Il fatto che sia stato Wayne Stables in persona a raccontarci la differenza tra Motion Capture e Performance Capture mi fa pensare che il sottoscritto non sia proprio un cretino e la questione non è chiara a molti.
Rimane il fatto che io di tecnologia applicata al cinema non sia assolutamente un esperto, pur essendone fortemente affascinato.

Per completezza di informazione sappiate che Stables dice che la Motion Capture può essere riferita alla cattura del movimento del corpo (la tutona nera, per intenderci), mentre la Performance Capture riguarda il dettaglio delle espressioni dell’attore, il quale (in maniera per me incomprensibile) recita in una scenografia praticamente inesistente, con una mascherina tutta puntinata ed una microcamera puntata a 10 centimetri dal viso!

Torniamo a bomba.
L’occasione per incontrare Wayne Stables (che è uno degli uomini della Weta Digital) è stata ovviamente fornita dalla View Conference e l’incontro era destinato alla presentazione (prima al mondo) del making of di Le avventure di TinTin, il film di Steven Spielberg che è in uscita questo venerdì.

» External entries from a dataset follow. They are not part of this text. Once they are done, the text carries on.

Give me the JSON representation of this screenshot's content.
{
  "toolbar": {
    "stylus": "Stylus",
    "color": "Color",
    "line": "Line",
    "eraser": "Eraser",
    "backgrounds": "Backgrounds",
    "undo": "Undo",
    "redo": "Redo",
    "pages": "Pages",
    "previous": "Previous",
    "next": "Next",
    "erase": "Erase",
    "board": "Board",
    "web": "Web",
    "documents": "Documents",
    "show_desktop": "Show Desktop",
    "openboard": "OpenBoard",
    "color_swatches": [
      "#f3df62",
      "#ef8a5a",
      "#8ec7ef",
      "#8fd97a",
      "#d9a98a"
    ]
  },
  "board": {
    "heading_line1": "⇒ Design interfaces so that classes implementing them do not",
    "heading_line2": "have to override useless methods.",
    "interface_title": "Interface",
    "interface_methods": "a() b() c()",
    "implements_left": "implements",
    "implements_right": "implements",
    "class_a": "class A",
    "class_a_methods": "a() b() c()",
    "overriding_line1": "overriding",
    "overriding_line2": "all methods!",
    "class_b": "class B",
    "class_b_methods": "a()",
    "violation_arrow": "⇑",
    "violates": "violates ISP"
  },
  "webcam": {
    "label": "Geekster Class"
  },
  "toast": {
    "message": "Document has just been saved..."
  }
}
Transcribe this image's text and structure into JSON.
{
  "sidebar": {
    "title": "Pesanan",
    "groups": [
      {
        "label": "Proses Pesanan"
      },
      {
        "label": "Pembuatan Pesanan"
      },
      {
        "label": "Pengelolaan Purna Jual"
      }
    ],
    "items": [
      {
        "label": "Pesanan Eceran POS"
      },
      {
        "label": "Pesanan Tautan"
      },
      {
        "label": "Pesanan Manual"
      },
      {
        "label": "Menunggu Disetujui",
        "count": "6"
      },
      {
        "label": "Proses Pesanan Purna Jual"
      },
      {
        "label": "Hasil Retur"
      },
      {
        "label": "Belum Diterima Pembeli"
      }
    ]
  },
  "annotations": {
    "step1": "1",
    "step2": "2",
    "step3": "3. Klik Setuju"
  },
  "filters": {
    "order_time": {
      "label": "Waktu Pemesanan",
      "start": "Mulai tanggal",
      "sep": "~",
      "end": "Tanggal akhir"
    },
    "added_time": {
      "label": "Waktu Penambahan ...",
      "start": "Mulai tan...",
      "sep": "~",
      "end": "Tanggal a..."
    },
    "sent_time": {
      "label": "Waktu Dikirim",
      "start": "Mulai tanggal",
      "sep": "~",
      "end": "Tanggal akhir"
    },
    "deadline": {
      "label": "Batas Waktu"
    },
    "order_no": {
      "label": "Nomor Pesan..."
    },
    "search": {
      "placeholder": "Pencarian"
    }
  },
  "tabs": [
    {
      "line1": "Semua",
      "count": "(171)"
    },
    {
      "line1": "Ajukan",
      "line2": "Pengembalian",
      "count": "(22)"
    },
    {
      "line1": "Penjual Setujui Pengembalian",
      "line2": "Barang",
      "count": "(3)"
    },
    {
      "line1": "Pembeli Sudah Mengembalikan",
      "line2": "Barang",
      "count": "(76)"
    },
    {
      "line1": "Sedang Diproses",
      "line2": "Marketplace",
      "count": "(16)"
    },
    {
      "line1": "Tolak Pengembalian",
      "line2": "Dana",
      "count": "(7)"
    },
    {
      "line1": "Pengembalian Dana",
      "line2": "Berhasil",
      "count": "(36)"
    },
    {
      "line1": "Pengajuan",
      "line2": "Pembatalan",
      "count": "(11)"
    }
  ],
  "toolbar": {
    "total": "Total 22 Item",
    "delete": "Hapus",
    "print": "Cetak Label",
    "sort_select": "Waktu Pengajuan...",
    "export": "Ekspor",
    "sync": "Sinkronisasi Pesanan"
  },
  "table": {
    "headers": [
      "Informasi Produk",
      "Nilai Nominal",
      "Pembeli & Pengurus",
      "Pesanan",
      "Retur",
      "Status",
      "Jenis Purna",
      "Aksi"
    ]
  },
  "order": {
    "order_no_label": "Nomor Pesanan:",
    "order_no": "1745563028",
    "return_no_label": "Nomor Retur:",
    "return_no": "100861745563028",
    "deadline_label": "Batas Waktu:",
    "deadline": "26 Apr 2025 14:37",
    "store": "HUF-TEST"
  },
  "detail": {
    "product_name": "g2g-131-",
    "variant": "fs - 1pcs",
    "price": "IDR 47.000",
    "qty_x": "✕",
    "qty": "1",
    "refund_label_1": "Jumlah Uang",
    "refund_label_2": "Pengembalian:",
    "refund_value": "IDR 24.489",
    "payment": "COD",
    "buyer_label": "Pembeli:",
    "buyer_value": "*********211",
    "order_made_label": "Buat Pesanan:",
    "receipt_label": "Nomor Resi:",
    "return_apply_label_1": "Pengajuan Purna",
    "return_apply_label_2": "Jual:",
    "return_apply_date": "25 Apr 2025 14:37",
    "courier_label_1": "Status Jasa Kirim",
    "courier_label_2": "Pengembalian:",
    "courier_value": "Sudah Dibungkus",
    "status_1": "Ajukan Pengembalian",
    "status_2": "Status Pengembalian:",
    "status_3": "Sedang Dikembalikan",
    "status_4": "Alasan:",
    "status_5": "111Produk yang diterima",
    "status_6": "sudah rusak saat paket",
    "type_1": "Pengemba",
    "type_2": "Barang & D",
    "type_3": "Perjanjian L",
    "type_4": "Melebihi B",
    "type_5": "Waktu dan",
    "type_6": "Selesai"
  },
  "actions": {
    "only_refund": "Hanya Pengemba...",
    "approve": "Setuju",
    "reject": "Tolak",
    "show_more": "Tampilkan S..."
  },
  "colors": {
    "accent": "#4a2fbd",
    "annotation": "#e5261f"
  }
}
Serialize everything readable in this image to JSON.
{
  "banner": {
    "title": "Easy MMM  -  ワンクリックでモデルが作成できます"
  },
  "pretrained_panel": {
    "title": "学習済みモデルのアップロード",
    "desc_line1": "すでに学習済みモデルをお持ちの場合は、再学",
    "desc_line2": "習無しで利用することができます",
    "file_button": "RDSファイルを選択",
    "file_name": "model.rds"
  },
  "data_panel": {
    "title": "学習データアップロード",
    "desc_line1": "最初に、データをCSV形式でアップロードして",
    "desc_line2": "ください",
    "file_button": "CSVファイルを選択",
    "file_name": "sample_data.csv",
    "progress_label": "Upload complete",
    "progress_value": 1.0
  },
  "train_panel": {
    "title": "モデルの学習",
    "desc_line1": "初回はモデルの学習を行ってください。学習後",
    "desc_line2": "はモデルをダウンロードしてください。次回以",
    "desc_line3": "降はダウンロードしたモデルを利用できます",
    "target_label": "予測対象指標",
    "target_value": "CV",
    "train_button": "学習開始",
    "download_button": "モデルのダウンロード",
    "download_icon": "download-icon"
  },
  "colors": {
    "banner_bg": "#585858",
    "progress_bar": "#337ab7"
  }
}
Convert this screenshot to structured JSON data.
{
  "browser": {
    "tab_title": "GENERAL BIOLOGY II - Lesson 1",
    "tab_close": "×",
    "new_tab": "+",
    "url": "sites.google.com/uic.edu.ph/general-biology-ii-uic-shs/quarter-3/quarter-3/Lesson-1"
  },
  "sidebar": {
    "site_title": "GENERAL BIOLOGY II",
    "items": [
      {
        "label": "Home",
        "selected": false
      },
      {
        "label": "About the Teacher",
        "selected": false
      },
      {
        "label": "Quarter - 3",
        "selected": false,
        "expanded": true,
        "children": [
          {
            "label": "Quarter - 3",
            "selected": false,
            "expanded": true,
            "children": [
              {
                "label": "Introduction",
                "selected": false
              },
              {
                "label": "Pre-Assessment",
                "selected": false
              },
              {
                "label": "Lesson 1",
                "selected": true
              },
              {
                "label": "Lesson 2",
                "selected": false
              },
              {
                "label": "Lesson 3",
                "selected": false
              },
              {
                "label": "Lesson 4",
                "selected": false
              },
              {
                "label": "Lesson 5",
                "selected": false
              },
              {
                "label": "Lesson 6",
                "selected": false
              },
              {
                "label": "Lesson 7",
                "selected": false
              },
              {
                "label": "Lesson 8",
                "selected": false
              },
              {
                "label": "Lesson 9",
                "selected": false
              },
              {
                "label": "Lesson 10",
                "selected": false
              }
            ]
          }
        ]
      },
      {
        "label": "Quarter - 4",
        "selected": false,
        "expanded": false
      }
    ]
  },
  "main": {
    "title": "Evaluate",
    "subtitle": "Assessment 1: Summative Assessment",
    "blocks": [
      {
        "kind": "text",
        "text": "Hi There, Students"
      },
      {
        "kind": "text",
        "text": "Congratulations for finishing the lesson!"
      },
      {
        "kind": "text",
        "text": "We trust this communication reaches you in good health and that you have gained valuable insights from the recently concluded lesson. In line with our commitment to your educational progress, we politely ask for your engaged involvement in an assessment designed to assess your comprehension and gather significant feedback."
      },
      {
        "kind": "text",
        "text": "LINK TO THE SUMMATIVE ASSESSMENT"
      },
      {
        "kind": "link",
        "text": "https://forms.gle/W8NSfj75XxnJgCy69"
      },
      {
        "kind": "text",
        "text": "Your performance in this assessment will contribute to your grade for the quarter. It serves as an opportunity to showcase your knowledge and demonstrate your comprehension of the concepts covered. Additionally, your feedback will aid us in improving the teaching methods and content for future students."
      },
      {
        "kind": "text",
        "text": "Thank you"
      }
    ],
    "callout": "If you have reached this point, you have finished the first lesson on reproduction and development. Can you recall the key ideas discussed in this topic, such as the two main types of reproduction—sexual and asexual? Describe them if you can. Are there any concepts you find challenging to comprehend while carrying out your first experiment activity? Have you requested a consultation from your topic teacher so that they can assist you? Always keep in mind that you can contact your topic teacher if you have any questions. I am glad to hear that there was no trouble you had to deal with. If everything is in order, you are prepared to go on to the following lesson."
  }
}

Stables ci ha mostrato una serie di filmati relativi alla lavorazione del film davvero affascinanti.
Ci ha raccontato e fatto vedere come i personaggi sono stati realizzati, le varie fasi, le centinaia di versioni diverse, partendo dal fumetto fino alla versione finale.
E lo stesso lunghissimo lavoro è stato fatto per la realizzazione degli ambienti, sempre a partire dal fumetto.
La Weta ha realizzato interi palazzi digitalmente, fin nei minimi dettagli dell’arredamento, anche se alcuni locali non sono poi stati utilizzati nel film.

Ripeto che la cosa che mi affascina maggiormanete della motion capture è vedere gli attori in studio recitare nel nulla, circondati da scheletri che diventeranno oggetti, personaggi, palazzi.
Le immagini che Stables ci ha mostrato rendono davvero merito al lavoro immenso che c’è dietro ad un film del genere.

Un paio di curiosità rivelate durante l’incontro.

Dice Stables che Spielberg aveva da anni intenzione di lavorare su questo soggetto, ma gli incontri di qualche anno fa non l’avevano convinto pienamente, riteneva che la Weta dovesse fare ancora un po’ di esperienza.
“Così – dice Stables – abbiamo dovuto fare un po’ di esperienza con un filmetto come Avatar e solo a quel punto Spielberg ha ritenuto fossimo pronti per lui”.

La seconda curiosità è la rivelazione che alla Weta si sono molto ispirati ad alcune delle pellicole di Hitchcock per ricreare le situazioni e gli ambienti, soprattutto a livello di luce.